O problema reside na vontade: no desejo de rejeitar as instituições dominantes na sociedade. É um jeito de afirmar o próprio valor perante uma sociedade que nunca o reconheceu devidamente. O resto —os argumentos que a pessoa repete— é consequência.

Num caso como o da vacina, está bem claro que um lado está certo e o outro errado. E, mesmo assim, não adianta brandir argumentos científicos e credenciais de autoridade. Os dias em que cientistas, professores, jornalistas e outros detentores e divulgadores de informação podiam contar com a boa-fé do público passaram e não voltarão tão cedo. Afirmar a própria autoridade —mesmo que seja legítima— apenas corrói a credibilidade num espaço público em que todos se julgam iguais em conhecimento e entendimento.

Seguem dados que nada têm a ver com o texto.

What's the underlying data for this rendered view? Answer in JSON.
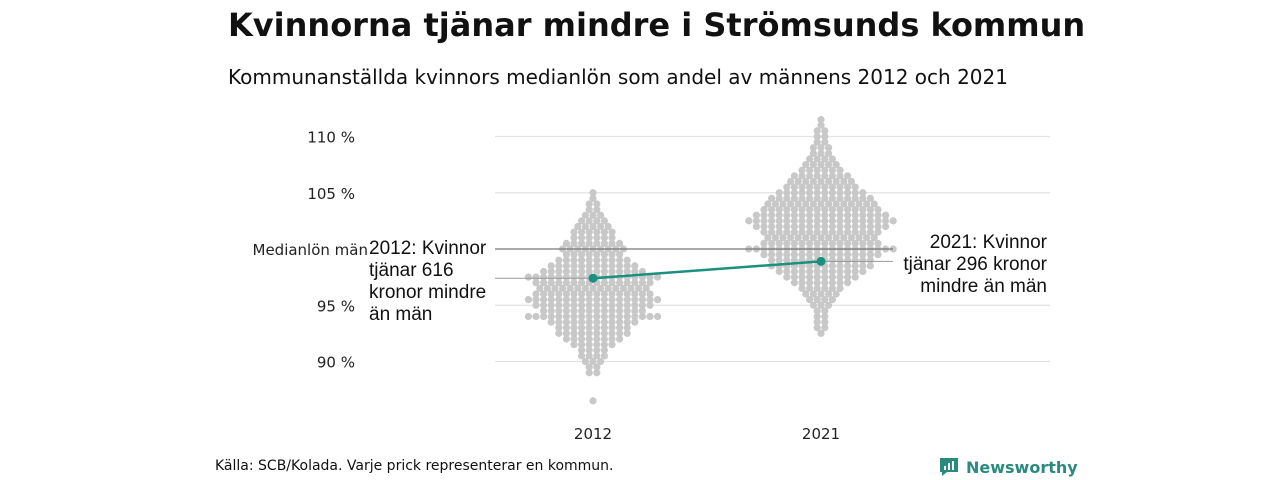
{
  "chart_data": {
    "type": "scatter",
    "subtype": "beeswarm",
    "title": "Kvinnorna tjänar mindre i Strömsunds kommun",
    "subtitle": "Kommunanställda kvinnors medianlön som andel av männens 2012 och 2021",
    "ylabel": "",
    "ylim": [
      86,
      112
    ],
    "yticks": [
      {
        "value": 110,
        "label": "110 %"
      },
      {
        "value": 105,
        "label": "105 %"
      },
      {
        "value": 95,
        "label": "95 %"
      },
      {
        "value": 90,
        "label": "90 %"
      }
    ],
    "reference_line": {
      "value": 100,
      "label": "Medianlön män"
    },
    "categories": [
      "2012",
      "2021"
    ],
    "bin_width": 0.5,
    "distributions": [
      {
        "year": "2012",
        "bin_top": 105,
        "counts": [
          1,
          1,
          2,
          2,
          3,
          4,
          5,
          6,
          6,
          8,
          9,
          8,
          10,
          12,
          14,
          18,
          16,
          15,
          16,
          18,
          16,
          14,
          18,
          12,
          10,
          10,
          8,
          6,
          4,
          4,
          3,
          2,
          2,
          0,
          0,
          0,
          0,
          1
        ]
      },
      {
        "year": "2021",
        "bin_top": 111.5,
        "counts": [
          1,
          1,
          2,
          2,
          2,
          3,
          3,
          4,
          5,
          6,
          8,
          9,
          10,
          12,
          14,
          15,
          16,
          18,
          20,
          18,
          16,
          15,
          16,
          20,
          16,
          14,
          14,
          12,
          10,
          8,
          6,
          5,
          4,
          3,
          2,
          2,
          2,
          2,
          1
        ]
      }
    ],
    "highlight": {
      "name": "Strömsund",
      "color": "#1a9080",
      "values": [
        {
          "year": "2012",
          "value": 97.4
        },
        {
          "year": "2021",
          "value": 98.9
        }
      ]
    },
    "annotations": {
      "2012": [
        "2012: Kvinnor",
        "tjänar 616",
        "kronor mindre",
        "än män"
      ],
      "2021": [
        "2021: Kvinnor",
        "tjänar 296 kronor",
        "mindre än män"
      ]
    },
    "dot_color": "#c8c8c8",
    "grid": true
  },
  "source": "Källa: SCB/Kolada. Varje prick representerar en kommun.",
  "brand": "Newsworthy"
}
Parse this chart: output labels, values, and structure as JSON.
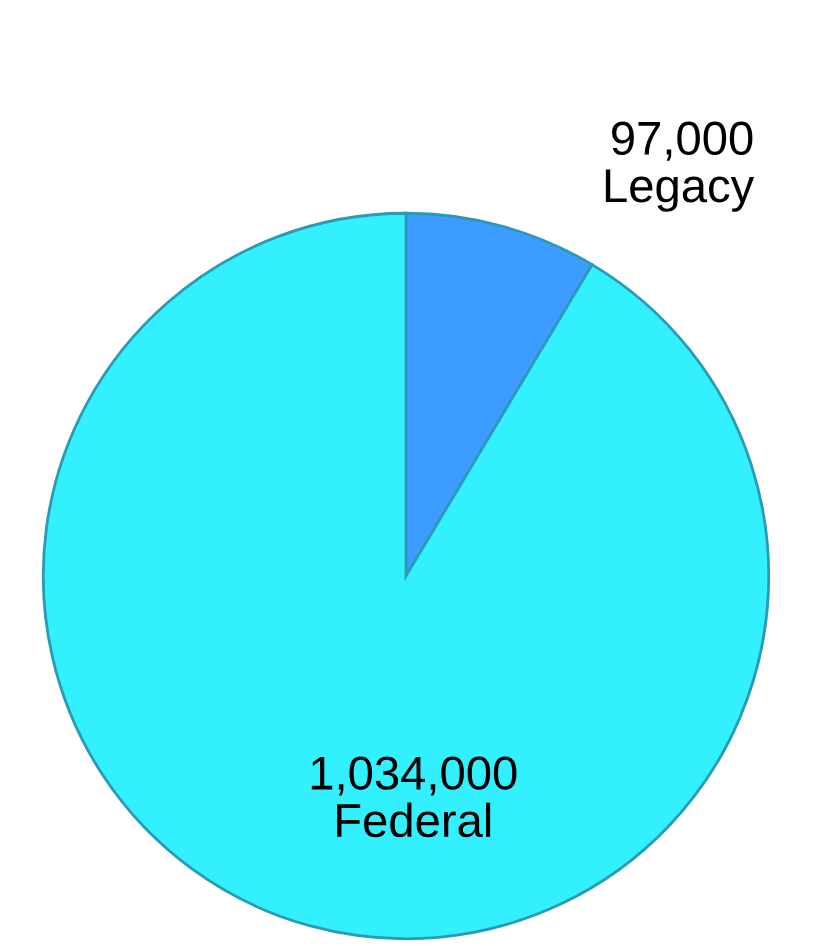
{
  "chart_data": {
    "type": "pie",
    "categories": [
      "Legacy",
      "Federal"
    ],
    "values": [
      97000,
      1034000
    ],
    "value_labels": [
      "97,000",
      "1,034,000"
    ],
    "colors": [
      "#3d9cff",
      "#33f0ff"
    ]
  }
}
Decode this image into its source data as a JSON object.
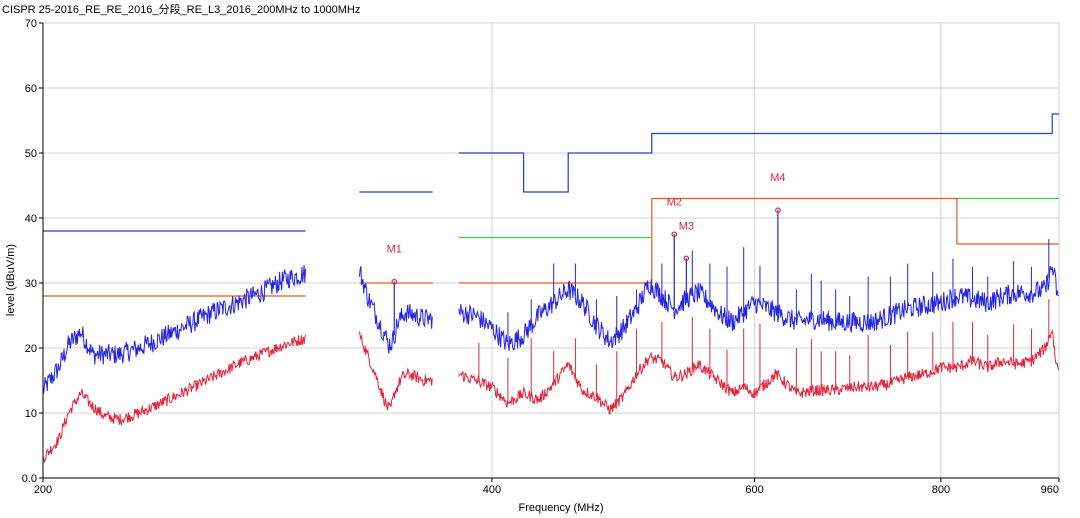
{
  "chart_data": {
    "type": "line",
    "title": "CISPR 25-2016_RE_RE_2016_分段_RE_L3_2016_200MHz to 1000MHz",
    "xlabel": "Frequency (MHz)",
    "ylabel": "level (dBuV/m)",
    "x_scale": "log",
    "xlim": [
      200,
      960
    ],
    "ylim": [
      0,
      70
    ],
    "x_ticks": [
      200,
      400,
      600,
      800,
      960
    ],
    "x_tick_labels": [
      "200",
      "400",
      "600",
      "800",
      "960"
    ],
    "y_ticks": [
      0,
      10,
      20,
      30,
      40,
      50,
      60,
      70
    ],
    "y_tick_labels": [
      "0.0",
      "10",
      "20",
      "30",
      "40",
      "50",
      "60",
      "70"
    ],
    "grid": true,
    "colors": {
      "peak": "#2424e8",
      "average": "#e8243a",
      "limit_peak": "#1f3fd6",
      "limit_qp": "#e85a1f",
      "limit_avg": "#3fd63f",
      "marker": "#e8243a",
      "grid": "#d3d3d3",
      "axis": "#000000"
    },
    "limit_lines": [
      {
        "color": "limit_peak",
        "points": [
          [
            200,
            38
          ],
          [
            300,
            38
          ]
        ]
      },
      {
        "color": "limit_qp",
        "points": [
          [
            200,
            28
          ],
          [
            300,
            28
          ]
        ]
      },
      {
        "color": "limit_peak",
        "points": [
          [
            326,
            44
          ],
          [
            365,
            44
          ]
        ]
      },
      {
        "color": "limit_qp",
        "points": [
          [
            326,
            30
          ],
          [
            365,
            30
          ]
        ]
      },
      {
        "color": "limit_peak",
        "points": [
          [
            380,
            50
          ],
          [
            420,
            50
          ],
          [
            420,
            44
          ],
          [
            450,
            44
          ],
          [
            450,
            50
          ],
          [
            512,
            50
          ],
          [
            512,
            53
          ],
          [
            950,
            53
          ],
          [
            950,
            56
          ],
          [
            960,
            56
          ]
        ]
      },
      {
        "color": "limit_avg",
        "points": [
          [
            380,
            37
          ],
          [
            512,
            37
          ]
        ]
      },
      {
        "color": "limit_avg",
        "points": [
          [
            820,
            43
          ],
          [
            960,
            43
          ]
        ]
      },
      {
        "color": "limit_qp",
        "points": [
          [
            380,
            30
          ],
          [
            512,
            30
          ],
          [
            512,
            43
          ],
          [
            820,
            43
          ],
          [
            820,
            36
          ],
          [
            960,
            36
          ]
        ]
      }
    ],
    "segments": [
      {
        "name_key": "peak",
        "xmin": 200,
        "xmax": 300,
        "points": [
          [
            200,
            13.5
          ],
          [
            205,
            17
          ],
          [
            208,
            20.5
          ],
          [
            212,
            22.5
          ],
          [
            216,
            19
          ],
          [
            220,
            19
          ],
          [
            225,
            19
          ],
          [
            232,
            20
          ],
          [
            240,
            21.5
          ],
          [
            250,
            23.5
          ],
          [
            260,
            25.5
          ],
          [
            270,
            27
          ],
          [
            280,
            28.5
          ],
          [
            290,
            30.5
          ],
          [
            300,
            31.5
          ]
        ]
      },
      {
        "name_key": "average",
        "xmin": 200,
        "xmax": 300,
        "points": [
          [
            200,
            3
          ],
          [
            205,
            6
          ],
          [
            208,
            10
          ],
          [
            212,
            13
          ],
          [
            216,
            11
          ],
          [
            220,
            9.5
          ],
          [
            225,
            9
          ],
          [
            232,
            10
          ],
          [
            240,
            11.5
          ],
          [
            250,
            13.5
          ],
          [
            260,
            15.5
          ],
          [
            270,
            17.5
          ],
          [
            280,
            19
          ],
          [
            290,
            20.5
          ],
          [
            300,
            21.5
          ]
        ]
      },
      {
        "name_key": "peak",
        "xmin": 326,
        "xmax": 365,
        "points": [
          [
            326,
            32
          ],
          [
            330,
            28
          ],
          [
            333,
            26
          ],
          [
            336,
            24
          ],
          [
            339,
            22
          ],
          [
            341,
            20.5
          ],
          [
            343,
            21
          ],
          [
            346,
            24
          ],
          [
            350,
            25.5
          ],
          [
            355,
            25
          ],
          [
            360,
            24.5
          ],
          [
            365,
            24.5
          ]
        ]
      },
      {
        "name_key": "average",
        "xmin": 326,
        "xmax": 365,
        "points": [
          [
            326,
            22
          ],
          [
            330,
            19
          ],
          [
            334,
            16
          ],
          [
            337,
            13.5
          ],
          [
            340,
            11
          ],
          [
            342,
            10.5
          ],
          [
            344,
            13
          ],
          [
            348,
            15.5
          ],
          [
            352,
            16
          ],
          [
            356,
            15.5
          ],
          [
            360,
            15
          ],
          [
            365,
            15
          ]
        ]
      },
      {
        "name_key": "peak",
        "xmin": 380,
        "xmax": 960,
        "points": [
          [
            380,
            25.5
          ],
          [
            390,
            25
          ],
          [
            400,
            23
          ],
          [
            410,
            20.5
          ],
          [
            420,
            22
          ],
          [
            430,
            25
          ],
          [
            440,
            27
          ],
          [
            450,
            29
          ],
          [
            460,
            27
          ],
          [
            470,
            23.5
          ],
          [
            480,
            21
          ],
          [
            490,
            23
          ],
          [
            500,
            26
          ],
          [
            510,
            30
          ],
          [
            520,
            28
          ],
          [
            530,
            26
          ],
          [
            540,
            27.5
          ],
          [
            550,
            28.5
          ],
          [
            560,
            27
          ],
          [
            570,
            25
          ],
          [
            580,
            24
          ],
          [
            590,
            25.5
          ],
          [
            600,
            27
          ],
          [
            620,
            25.5
          ],
          [
            640,
            24
          ],
          [
            660,
            24.5
          ],
          [
            680,
            24
          ],
          [
            700,
            24
          ],
          [
            720,
            24
          ],
          [
            740,
            25
          ],
          [
            760,
            26
          ],
          [
            780,
            26.5
          ],
          [
            800,
            27
          ],
          [
            820,
            28
          ],
          [
            840,
            27.5
          ],
          [
            860,
            27
          ],
          [
            880,
            28
          ],
          [
            900,
            28.5
          ],
          [
            920,
            28.5
          ],
          [
            940,
            29
          ],
          [
            950,
            32.5
          ],
          [
            955,
            30
          ],
          [
            960,
            26.5
          ]
        ]
      },
      {
        "name_key": "average",
        "xmin": 380,
        "xmax": 960,
        "points": [
          [
            380,
            16
          ],
          [
            390,
            15
          ],
          [
            400,
            14
          ],
          [
            410,
            11.5
          ],
          [
            420,
            13
          ],
          [
            430,
            12
          ],
          [
            440,
            14.5
          ],
          [
            450,
            17.5
          ],
          [
            460,
            13.5
          ],
          [
            470,
            12.5
          ],
          [
            480,
            10.5
          ],
          [
            490,
            12.5
          ],
          [
            500,
            16
          ],
          [
            510,
            18.5
          ],
          [
            520,
            18
          ],
          [
            530,
            15.5
          ],
          [
            540,
            16
          ],
          [
            550,
            17.5
          ],
          [
            560,
            16
          ],
          [
            570,
            14.5
          ],
          [
            580,
            13
          ],
          [
            590,
            14
          ],
          [
            600,
            13
          ],
          [
            620,
            16
          ],
          [
            640,
            13
          ],
          [
            660,
            13.5
          ],
          [
            680,
            13.5
          ],
          [
            700,
            14
          ],
          [
            720,
            14
          ],
          [
            740,
            14.5
          ],
          [
            760,
            15.5
          ],
          [
            780,
            16
          ],
          [
            800,
            17
          ],
          [
            820,
            17
          ],
          [
            840,
            18
          ],
          [
            860,
            17
          ],
          [
            880,
            18
          ],
          [
            900,
            17.5
          ],
          [
            920,
            18
          ],
          [
            940,
            20
          ],
          [
            950,
            23
          ],
          [
            955,
            18
          ],
          [
            960,
            16.5
          ]
        ]
      }
    ],
    "spikes": [
      {
        "name_key": "peak",
        "xs": [
          410,
          425,
          440,
          455,
          470,
          485,
          500,
          520,
          545,
          560,
          575,
          590,
          605,
          640,
          655,
          665,
          680,
          695,
          715,
          740,
          760,
          790,
          815,
          840,
          860,
          895,
          920,
          945
        ],
        "heights": [
          5,
          4,
          6,
          5,
          4,
          6,
          3,
          5,
          7,
          6,
          8,
          10,
          6,
          5,
          7,
          6,
          5,
          4,
          7,
          6,
          7,
          5,
          6,
          5,
          4,
          5,
          4,
          6
        ]
      },
      {
        "name_key": "average",
        "xs": [
          392,
          410,
          425,
          440,
          455,
          470,
          485,
          500,
          520,
          545,
          560,
          575,
          590,
          605,
          640,
          655,
          665,
          680,
          695,
          715,
          740,
          760,
          790,
          815,
          840,
          860,
          895,
          920,
          945
        ],
        "heights": [
          6,
          7,
          9,
          5,
          6,
          5,
          8,
          7,
          6,
          8,
          7,
          6,
          9,
          10,
          7,
          8,
          6,
          6,
          5,
          8,
          6,
          7,
          6,
          7,
          6,
          5,
          6,
          5,
          6
        ]
      }
    ],
    "markers": [
      {
        "label": "M1",
        "x": 344,
        "y": 30.2
      },
      {
        "label": "M2",
        "x": 530,
        "y": 37.5
      },
      {
        "label": "M3",
        "x": 540,
        "y": 33.8
      },
      {
        "label": "M4",
        "x": 622,
        "y": 41.2
      }
    ]
  }
}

É preciso encurtar as distâncias, aproximando o cidadão comum do fazer científico, de seus profissionais, falando numa linguagem que ele entenda e que o faça se sentir parte de um mesmo grande projeto. Mostrar que no laboratório, na redação e na universidade há pessoas como ele e que falam de igual para igual. Se essa confiança básica for perdida, há muitos oportunistas prontos a ludibriá-lo; sempre com argumentos pífios, mas alimentando suas veleidades. A vacina dos corpos pode —e deve— ser compulsória; medida que a Alemanha sabiamente decidiu tomar. Já imunização das mentes depende da cooperação voluntária de ambas as partes.